All students, both international and domestic, with relevant preparation in calculus, linear algebra, and statistics are welcome to apply. Prospective students without an M.S. degree in statistics or without proper preparation at the similar level are required to apply to our Master of Science program. We prefer that students begin their program in the fall semester. Application deadlines generally follow those of the Graduate School. Application materials must be submitted by January 15 for consideration for fall enrollment. Include two letters of recommendation from the most recent institution attended along with the transcripts. It is highly recommended that students apply early in order to be considered for the graduate student financial support.
An applicant whose credentials meet both of the following minimum requirements may be considered
for regular admission:
The applicant must have a grade point average, based on a 4.0 system, of 3.0 overall, 3.0 for the last 60 semester hours in a degree program, or 3.0 for a completed graduate degree program.
GRE: The required minimum acceptable score is 310, including at least 150 on the verbal reasoning part and a writing assessment score of 4.0. GMAT: The minimum acceptable score is 650. Language Requirement: All students whose first language is not English must submit an official TOEFL (Test of English as a Foreign Language) or an IBMT score. The minimum acceptable scores are 575 and 90, for TOEFL and IBT, respectively. The language requirement may be waived for students with an US degree.
In addition, student communication skills and preparation will be assessed in a short interview with the
An applicant whose credentials do not meet the requirements for regular admission may be considered for conditional admission if the applicant has a grade point average of at least 2.5 overall and an acceptable score on the appropriate entrance examination. An applicant may be considered for conditional admission if he or she meets EITHER the GPA requirement for regular admission (GPA of 3.0) OR the entrance examination score requirement for regular admission. These are minimum requirements.
Financial support is available on a highly competitive basis. A typical Teaching Assistantship provides a full tuition waver and a $15,000 stipend for 9 months and assumes a weekly 20-hour teaching/recitation load. Additional summer support may be available for qualified candidates. Support may also be available at centers around the campus for statistical consultations.
Students typically take about four years to obtain a Ph.D. degree in Applied Statistics. Students are required to take 48 credit hours of coursework and 24 dissertation hours. During the summer months, students are expected to complete an independent research project and present obtained results as a report or a short paper.
The interdisciplinary field coursework requirement can be fulfilled by taking 12 out of the 48 required hours of coursework in a maximum of two fields from a list of approved courses in mathematics, computer science, management science, industrial engineering, finance, and some other areas.

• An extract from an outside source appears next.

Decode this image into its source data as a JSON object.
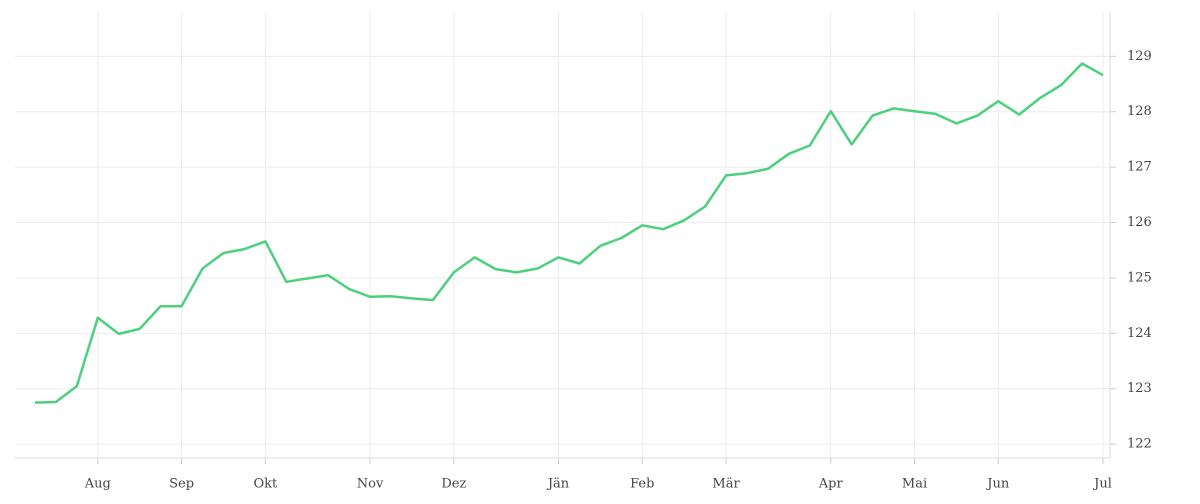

At the end of the first academic year, Ph.D. students are required to take a written qualifying examination. The exam is usually administered in early May and the typical course coverage includes ST 552, 553, 554, 555, 560, and 561.
Within one year after passing the qualifying exam, Ph. D. students are required to take a written comprehensive exam. The exam covers all courses included in the qualifying exam as well as courses taken afterwards, during the second year of studies. Typical coursework in the second year includes ST 575, 603, 610, 615, 635, and 640. The comprehensive exam is usually administered in early May.
By the end of the second year of studies, Ph.D. students are expected to form a dissertation committee including choosing a dissertation advisor. They must identify a topic and successfully defend a written research proposal. The research proposal defense should typically take place at the beginning of the third year of studies.
Writing a dissertation is the final test of the development of research skills. It requires a deep understanding of the relevant literature and methodology as well as the ability to think and work independently. A dissertation must be some original contributions to the literature. A Ph.D. candidate is required to defend, at the final oral examination, his/her dissertation, a written document acceptable to the dissertation committee and to the Graduate School. The defense usually takes place at the end of the fourth year. Before graduation, Ph.D. candidates are required to have papers submitted to peer-reviewed journals and make presentations at seminars and conferences.